TOK and the Extended Essay are graded A-E and combined through the IB core points matrix. Together they can add 0, 1, 2 or 3 points to the Diploma score, while CAS must be completed but does not add points.
Your six IB subjects can add up to 42 points. TOK and the Extended Essay can add up to 3 more, which is how the maximum Diploma score reaches 45.
The matrix rewards strong TOK and EE combinations: A/A, A/B and B/A sit at the top with 3 core points; a B in TOK and C in EE gives 2 points; weaker C/D or D/C combinations give 0. An E in TOK or EE is a failing condition, so core planning is not optional.
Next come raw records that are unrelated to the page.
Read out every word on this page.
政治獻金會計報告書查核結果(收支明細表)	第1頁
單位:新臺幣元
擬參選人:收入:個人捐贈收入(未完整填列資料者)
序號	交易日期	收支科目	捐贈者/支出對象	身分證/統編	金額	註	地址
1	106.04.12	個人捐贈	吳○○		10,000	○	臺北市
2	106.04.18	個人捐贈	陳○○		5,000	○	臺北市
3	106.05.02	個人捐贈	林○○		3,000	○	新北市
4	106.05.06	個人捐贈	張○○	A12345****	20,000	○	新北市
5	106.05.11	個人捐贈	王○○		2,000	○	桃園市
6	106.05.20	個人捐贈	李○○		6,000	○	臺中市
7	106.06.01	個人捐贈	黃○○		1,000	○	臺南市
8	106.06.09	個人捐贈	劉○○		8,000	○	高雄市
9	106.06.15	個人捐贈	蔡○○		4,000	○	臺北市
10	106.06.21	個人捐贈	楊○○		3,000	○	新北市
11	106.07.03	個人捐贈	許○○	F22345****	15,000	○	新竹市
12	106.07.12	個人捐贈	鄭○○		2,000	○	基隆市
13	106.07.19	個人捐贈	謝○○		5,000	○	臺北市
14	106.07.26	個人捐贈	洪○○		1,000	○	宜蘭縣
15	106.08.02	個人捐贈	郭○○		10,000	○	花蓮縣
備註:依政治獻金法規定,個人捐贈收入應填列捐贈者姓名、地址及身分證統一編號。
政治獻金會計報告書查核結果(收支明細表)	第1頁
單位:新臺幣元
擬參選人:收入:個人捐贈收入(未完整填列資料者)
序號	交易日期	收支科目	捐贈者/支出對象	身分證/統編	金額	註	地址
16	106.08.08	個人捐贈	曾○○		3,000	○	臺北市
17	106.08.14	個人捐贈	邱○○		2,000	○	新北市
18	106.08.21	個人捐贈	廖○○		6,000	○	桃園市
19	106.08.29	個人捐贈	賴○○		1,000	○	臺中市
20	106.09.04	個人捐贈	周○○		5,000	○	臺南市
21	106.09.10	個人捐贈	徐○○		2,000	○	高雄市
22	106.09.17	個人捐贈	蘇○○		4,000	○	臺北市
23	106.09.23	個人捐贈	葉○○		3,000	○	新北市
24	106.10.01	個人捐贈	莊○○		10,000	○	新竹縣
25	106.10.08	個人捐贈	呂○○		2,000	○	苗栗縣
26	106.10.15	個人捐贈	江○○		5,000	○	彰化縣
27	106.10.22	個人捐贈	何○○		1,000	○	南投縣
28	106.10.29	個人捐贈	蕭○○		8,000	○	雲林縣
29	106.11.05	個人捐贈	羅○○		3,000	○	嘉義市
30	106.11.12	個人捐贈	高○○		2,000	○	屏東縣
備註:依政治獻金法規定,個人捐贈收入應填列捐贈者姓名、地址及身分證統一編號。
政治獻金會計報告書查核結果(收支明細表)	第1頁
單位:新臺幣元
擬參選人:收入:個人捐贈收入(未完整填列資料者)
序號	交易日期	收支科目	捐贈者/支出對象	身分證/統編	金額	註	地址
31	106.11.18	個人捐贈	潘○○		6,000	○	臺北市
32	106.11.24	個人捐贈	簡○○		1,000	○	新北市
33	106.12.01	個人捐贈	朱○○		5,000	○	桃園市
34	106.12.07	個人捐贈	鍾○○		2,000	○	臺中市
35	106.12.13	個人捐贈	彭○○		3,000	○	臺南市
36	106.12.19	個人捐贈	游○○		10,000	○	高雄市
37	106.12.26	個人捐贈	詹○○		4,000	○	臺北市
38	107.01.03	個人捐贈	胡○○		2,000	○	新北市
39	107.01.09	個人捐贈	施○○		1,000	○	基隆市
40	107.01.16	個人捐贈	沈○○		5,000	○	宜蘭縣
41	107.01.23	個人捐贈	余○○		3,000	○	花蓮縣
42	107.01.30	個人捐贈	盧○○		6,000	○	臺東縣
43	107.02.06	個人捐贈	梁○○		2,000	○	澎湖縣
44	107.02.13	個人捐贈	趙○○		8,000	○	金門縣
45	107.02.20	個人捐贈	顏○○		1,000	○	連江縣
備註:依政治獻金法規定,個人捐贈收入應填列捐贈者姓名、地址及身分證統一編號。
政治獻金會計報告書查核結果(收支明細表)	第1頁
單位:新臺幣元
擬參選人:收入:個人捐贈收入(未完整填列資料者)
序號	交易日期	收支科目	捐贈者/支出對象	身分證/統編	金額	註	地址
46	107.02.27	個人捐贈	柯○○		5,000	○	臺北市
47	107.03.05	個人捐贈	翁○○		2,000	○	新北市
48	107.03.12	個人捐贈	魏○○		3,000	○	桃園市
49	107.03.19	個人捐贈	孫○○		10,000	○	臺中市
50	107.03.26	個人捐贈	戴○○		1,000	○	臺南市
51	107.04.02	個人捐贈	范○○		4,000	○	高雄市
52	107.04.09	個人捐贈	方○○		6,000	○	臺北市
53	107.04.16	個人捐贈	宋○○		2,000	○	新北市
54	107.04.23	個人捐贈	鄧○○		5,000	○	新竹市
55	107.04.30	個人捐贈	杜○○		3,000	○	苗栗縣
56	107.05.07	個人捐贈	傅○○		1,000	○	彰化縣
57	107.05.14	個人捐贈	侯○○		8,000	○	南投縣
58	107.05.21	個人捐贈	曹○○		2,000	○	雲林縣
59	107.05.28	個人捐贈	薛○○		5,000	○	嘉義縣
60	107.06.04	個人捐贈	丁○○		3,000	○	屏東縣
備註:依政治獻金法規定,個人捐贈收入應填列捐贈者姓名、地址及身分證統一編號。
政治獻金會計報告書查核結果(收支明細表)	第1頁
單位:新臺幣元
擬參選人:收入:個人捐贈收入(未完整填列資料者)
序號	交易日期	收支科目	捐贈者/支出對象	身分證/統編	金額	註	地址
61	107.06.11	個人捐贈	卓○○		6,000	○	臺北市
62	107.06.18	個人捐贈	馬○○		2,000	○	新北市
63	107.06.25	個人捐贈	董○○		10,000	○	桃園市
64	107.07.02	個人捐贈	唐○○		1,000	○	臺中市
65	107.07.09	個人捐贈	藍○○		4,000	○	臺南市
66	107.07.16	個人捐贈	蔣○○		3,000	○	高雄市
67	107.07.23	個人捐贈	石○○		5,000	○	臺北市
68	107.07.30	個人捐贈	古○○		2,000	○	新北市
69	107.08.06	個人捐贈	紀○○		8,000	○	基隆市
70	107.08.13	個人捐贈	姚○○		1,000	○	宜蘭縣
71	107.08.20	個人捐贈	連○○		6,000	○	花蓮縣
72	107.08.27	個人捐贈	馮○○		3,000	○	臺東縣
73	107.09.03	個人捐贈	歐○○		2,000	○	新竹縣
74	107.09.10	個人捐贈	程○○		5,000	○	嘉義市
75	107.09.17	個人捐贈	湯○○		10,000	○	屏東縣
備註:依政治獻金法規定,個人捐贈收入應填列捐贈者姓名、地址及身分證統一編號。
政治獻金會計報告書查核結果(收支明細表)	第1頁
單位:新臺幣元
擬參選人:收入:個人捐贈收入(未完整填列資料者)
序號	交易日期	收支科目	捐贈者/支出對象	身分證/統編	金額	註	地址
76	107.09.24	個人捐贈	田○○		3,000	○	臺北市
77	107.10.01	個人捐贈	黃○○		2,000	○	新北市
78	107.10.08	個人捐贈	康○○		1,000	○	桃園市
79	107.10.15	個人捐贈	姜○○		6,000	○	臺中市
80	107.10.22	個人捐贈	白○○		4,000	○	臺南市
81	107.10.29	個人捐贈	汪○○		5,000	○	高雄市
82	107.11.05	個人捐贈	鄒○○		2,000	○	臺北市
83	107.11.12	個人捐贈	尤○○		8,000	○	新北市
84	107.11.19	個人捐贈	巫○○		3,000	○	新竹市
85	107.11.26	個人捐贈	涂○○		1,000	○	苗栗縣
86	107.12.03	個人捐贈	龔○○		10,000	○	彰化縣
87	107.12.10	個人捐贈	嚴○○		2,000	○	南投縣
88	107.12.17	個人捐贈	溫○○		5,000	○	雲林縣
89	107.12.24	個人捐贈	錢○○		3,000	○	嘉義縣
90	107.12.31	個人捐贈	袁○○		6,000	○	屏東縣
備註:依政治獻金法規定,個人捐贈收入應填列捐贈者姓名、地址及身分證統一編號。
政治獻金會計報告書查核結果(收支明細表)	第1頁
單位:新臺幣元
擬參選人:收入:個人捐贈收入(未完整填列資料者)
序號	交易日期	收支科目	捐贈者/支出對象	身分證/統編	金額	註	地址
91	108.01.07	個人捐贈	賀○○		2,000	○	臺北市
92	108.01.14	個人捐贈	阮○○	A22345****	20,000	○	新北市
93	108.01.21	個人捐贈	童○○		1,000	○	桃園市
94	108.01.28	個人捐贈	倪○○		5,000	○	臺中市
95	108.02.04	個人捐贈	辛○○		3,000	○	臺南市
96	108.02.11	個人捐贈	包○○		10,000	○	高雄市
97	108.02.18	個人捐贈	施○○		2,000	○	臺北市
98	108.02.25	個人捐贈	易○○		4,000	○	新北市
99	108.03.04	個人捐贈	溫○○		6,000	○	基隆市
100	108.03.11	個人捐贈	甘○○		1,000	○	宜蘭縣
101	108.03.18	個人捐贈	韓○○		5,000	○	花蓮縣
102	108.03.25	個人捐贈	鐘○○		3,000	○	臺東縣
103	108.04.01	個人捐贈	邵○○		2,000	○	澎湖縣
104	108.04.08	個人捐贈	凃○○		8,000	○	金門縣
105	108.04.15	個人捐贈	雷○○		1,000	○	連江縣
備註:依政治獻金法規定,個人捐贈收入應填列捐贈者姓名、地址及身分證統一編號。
Theory of Knowledge is assessed through two pieces: the TOK exhibition and a 1,600-word TOK essay. Good TOK work is not about memorising definitions; it is about explaining how knowledge claims are built, challenged and justified.
The best students use precise objects or examples, clear claims, thoughtful counterclaims and a clean link back to the prescribed title or exhibition prompt.
The Extended Essay is an independent, self-directed research project that finishes as a 4,000-word paper. It needs a focused research question, a subject that fits the question, relevant evidence, analysis and academic referencing.
A strong EE does not just collect sources. It argues, evaluates methods, uses subject-specific thinking and shows reflection through the school supervision process.
If you are short of the Diploma or a university condition, separate two questions: did subject grades cause the problem, or did core points cause the problem? Retaking an exam subject will not automatically fix a weak TOK/EE combination.
IBretake helps with exam-hosting searches. It does not arrange new TOK, new EE supervision, CAS completion, coursework, IA, tutoring or oral preparation. If core grades are the issue, speak to your DP coordinator before building a retake plan.